Cyclops’s and Gambit’s appearances don’t serve much purpose either. Gambit plays a part in the story and helps to progress it. It’s a role any other character could’ve filled, though. Cyclops does nothing to warrant his presence either. This is a similar problem that X-Men: The Last Stand (2006) suffered from. The filmmakers think a large number of mutants equals a good film. It doesn’t. Yeah, I want to see some of my favorite characters on screen. There needs to be compelling reasons, however, for those specific characters to appear. Some fan service is okay, but it should be limited to small doses.
The story, like the excessive amount of useless mutants, is uninspired. This is essentially a tale of revenge that attempts to delve into the character of Wolverine and explore his human and animal side. If only the movie actually cared about any of this to present it in a striking way or to go into it in any depth. Nothing new is added to the revenge element, which is executed in a stock fashion. I’ve also seen this type of character examination before. This wouldn’t be a bad thing but the script doesn’t even scratch the surface of this inner conflict between man and beast. What it does give us is overused “Let the beast out” and “No, you are not an animal” stuff. It’s so basic and boring that it renders this aspect of the plot almost superfluous. If you want a story about the civilized and uncivilized halves of a man, go read a good Hulk comic.
Hugh Jackman and the early days of Wolverine are what make the movie watchable for me. Jackman breaths life into the inconsistent and sometimes unclear script. He knows the potential of delving into Wolverine’s past and wants to deliver. We don’t get to see this time in Wolverine’s life very often in stories. While Wolverine is pretty gruff and still likes to smoke cigars, I enjoyed seeing him have a normal life with a normal job and a normal lover. It was nice to examine a time in his life where he had a lengthy past with plenty of demons but where he still managed to find happiness. This life and the man who lives it is essentially lost when Wolvie’s amnesia kicks in. It’s a tragedy that is hardly examined in the movie, but is fascinating to think about all the same.
The visuals and set work aren’t bad. I especially liked the period work on the opening montage. The film’s action also has plenty of energy, which helps make up for its less than memorable qualities.

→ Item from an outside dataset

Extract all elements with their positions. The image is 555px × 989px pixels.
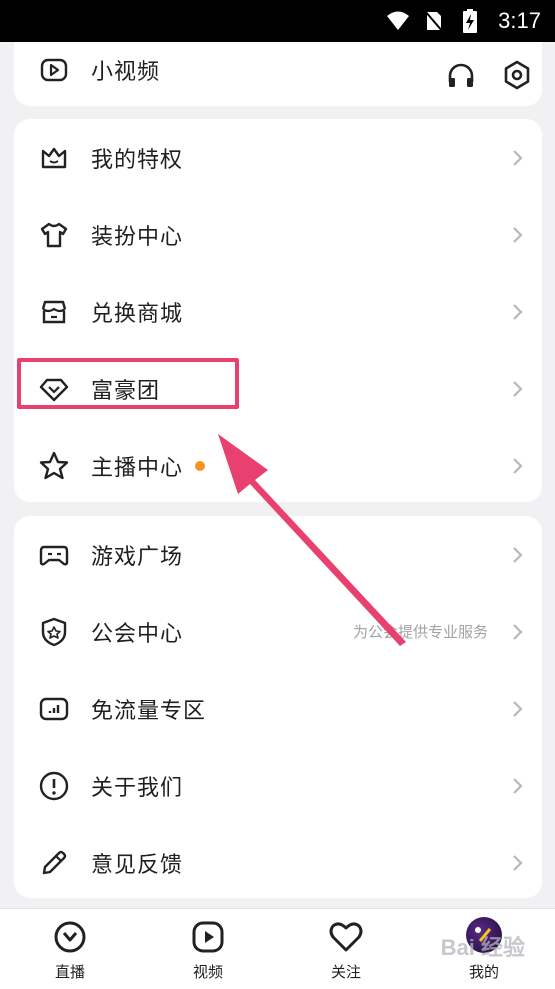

A mixed review for a middle of the road movie that dips into the bad end of the scale. It’s worth seeing as a light entertainment that fills you in on the backstory of the most famous mutant in comics. Be warned that not all answers are satisfying (the reason behind Wolverine’s amnesia is stupid), the actions scenes are a bit lackluster, and there are too many mutants. I know it seems like I’m ragging a lot on this film. I am. But it really is an okay comic book film. Don’t expect too much from it, and you’ll leave happy.